Book: Hugh Wheeler; Score: Stephen Sondheim. At: Porchlight Music Theatre at Stage 773, 1225 W. Belmont Ave. Tickets: 773-327-5252 or www.porchlightmusictheatre.org; $39-$45. Runs through Nov. 9
Stephen Sondheim and Hugh Wheeler's 1979 musical thriller Sweeney Todd: The Demon Barber of Fleet Street has proven itself to be a masterpiece that can hold any size stage. When cast and designed well, Sweeney Todd can command both the grandest of opera houses and the tiniest of storefront theaters.
Porchlight Music Theatre's current revival of Sweeney Todd certainly makes the strongest of cases for intimate productionsespecially since it is so impeccably cast and designed. And if you happened to catch Porchlight's previous Jeff Award-winning production in the same Stage 773 space a decade ago, rest assured that director Michael Weber and music director Doug Peck have thoroughly reimagined the piece with plenty of new surprises this time around.

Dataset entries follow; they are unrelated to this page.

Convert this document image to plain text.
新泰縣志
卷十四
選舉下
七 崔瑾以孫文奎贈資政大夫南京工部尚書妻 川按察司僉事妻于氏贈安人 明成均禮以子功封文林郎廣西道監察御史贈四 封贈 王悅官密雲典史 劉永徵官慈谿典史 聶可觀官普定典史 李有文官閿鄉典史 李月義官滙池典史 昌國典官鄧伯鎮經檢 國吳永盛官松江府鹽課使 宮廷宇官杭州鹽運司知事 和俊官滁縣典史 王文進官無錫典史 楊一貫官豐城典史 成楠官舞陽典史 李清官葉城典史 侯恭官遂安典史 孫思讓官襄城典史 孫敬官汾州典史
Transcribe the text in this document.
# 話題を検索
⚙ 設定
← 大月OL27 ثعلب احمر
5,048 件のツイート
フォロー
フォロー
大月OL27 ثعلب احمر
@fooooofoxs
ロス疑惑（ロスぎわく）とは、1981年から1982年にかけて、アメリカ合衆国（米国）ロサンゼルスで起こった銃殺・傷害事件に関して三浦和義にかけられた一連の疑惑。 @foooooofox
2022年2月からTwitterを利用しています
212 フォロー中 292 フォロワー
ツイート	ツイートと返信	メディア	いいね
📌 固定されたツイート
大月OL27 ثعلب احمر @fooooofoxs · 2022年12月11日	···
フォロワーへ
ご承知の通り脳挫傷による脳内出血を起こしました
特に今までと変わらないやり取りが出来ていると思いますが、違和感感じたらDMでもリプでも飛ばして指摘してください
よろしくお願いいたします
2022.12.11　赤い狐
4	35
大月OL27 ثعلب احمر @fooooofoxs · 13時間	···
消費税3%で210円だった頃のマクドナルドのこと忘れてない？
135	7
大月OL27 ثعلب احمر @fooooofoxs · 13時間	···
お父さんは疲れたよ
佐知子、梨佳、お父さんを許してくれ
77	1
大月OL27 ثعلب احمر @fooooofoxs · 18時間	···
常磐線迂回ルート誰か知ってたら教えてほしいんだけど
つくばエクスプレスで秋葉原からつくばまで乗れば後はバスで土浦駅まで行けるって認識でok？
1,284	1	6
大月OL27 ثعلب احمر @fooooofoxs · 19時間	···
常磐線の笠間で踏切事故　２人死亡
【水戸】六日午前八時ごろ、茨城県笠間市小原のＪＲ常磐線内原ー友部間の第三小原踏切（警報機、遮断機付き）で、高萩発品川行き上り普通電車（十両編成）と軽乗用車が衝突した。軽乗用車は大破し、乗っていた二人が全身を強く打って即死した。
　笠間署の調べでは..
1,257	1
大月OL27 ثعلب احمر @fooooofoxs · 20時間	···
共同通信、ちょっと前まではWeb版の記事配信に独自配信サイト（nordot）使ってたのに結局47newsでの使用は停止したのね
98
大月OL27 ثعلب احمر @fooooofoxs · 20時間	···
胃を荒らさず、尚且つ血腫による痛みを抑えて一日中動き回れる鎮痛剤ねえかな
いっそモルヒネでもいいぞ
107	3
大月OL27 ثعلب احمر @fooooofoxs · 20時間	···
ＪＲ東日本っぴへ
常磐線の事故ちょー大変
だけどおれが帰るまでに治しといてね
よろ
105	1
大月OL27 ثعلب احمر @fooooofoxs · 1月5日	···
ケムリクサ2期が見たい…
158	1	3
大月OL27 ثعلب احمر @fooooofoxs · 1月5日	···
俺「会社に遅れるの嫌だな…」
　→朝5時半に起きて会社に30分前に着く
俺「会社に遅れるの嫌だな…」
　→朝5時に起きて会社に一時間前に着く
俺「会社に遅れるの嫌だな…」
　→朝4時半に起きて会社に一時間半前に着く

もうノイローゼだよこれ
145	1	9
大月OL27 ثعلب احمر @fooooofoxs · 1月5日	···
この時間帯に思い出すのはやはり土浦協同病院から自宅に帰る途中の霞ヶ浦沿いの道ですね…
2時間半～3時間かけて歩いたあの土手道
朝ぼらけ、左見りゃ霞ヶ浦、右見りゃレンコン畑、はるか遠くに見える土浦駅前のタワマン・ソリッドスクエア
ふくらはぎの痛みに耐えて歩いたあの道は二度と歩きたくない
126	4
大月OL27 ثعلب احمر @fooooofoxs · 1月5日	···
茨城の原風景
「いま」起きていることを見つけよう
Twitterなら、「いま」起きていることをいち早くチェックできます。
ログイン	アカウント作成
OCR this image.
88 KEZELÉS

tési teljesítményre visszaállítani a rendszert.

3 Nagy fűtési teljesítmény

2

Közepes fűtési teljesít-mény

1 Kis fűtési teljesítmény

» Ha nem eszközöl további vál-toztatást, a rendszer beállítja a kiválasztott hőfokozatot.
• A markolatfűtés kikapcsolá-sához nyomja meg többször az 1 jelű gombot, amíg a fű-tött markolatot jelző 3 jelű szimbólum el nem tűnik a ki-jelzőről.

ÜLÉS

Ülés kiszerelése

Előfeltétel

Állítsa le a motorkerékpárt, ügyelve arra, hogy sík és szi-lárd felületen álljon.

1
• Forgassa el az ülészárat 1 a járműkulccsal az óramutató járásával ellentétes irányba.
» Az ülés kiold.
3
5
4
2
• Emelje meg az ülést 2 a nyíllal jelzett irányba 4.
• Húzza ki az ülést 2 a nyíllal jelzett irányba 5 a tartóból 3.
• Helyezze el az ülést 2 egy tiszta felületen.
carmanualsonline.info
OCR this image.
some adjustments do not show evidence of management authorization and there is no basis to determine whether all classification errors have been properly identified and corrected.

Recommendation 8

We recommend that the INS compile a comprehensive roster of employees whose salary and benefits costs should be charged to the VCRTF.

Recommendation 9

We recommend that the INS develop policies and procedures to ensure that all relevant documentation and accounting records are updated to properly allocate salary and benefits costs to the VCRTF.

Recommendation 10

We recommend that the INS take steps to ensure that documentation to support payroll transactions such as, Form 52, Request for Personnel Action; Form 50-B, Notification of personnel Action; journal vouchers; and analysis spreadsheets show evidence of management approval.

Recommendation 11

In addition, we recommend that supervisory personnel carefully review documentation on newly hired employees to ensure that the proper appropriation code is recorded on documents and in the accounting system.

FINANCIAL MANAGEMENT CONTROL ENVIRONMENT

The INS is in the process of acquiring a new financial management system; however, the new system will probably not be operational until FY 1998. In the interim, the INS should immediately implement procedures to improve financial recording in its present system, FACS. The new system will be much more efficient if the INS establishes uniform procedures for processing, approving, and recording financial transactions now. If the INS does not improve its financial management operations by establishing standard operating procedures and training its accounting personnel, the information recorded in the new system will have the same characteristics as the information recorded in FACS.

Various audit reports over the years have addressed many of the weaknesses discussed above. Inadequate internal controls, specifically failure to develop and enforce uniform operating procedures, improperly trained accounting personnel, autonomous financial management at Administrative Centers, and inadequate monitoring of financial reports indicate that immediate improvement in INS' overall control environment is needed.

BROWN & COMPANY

Take, for instance, the casting holdover of Rebecca Finnegan as the meat pie shop owner Mrs. Lovett. Finnegan has certainly rethought and grown into the role of the comic relief accomplice to the murderous title barber, performed with such forceful and vocally assured brooding by the hulking David Girolmo. Finnegan's prepared interjections during the competition with rival barber Pirelli ( a flashy Kevin Webb ) are a comic hoot, as are her many off-center approaches to the well-known dialogue.
Weber also defies expectations with his new approach to the mechanical barber chair, with victims being treated more like slabs of meat than in other productions. He also structures the piece via thrilling flashback that includes a trip to the morgue.
There is also an all-enveloping environmental flavor in Jeffrey D. Kmiec's Victorian set design, which has audiences entering into the creepy theater space via Mrs. Lovett's massive meat pie oven. Sound designer Jenna Moran also deserves plenty of kudos for providing the right sound balance to hear all of Sondheim's tricky lyrics within this theater space that hasn't been the friendliest to musical theater. Of course, it also helps that Weber has cast such a vocally assured ensemble from main characters like Brian Acker as the dashing and upstanding sailor Anthony and Edward J. MacLennan as the extremely tall and menacing Judge Turpin, right down to each hard-working chorus member.
If there are complaints to be had, it's noticeable that some ensemble members' first-night nerves had them miss some obvious vocal entrances and flub some lyrics. Also, Sondheim purists might bemoan Weber's decision not to include the optional cuts like the Judge's flagellation song and Pirelli's tooth-pulling competition.
But when it comes to providing genuine musical chills, Porchlight's revival of Sweeney Todd certainly delivers a powerful wallop in a gloriously intimate production. It's a must for both newcomers to Sweeney Todd and those fanatics ( like myself ) who know every lyric backward and forward.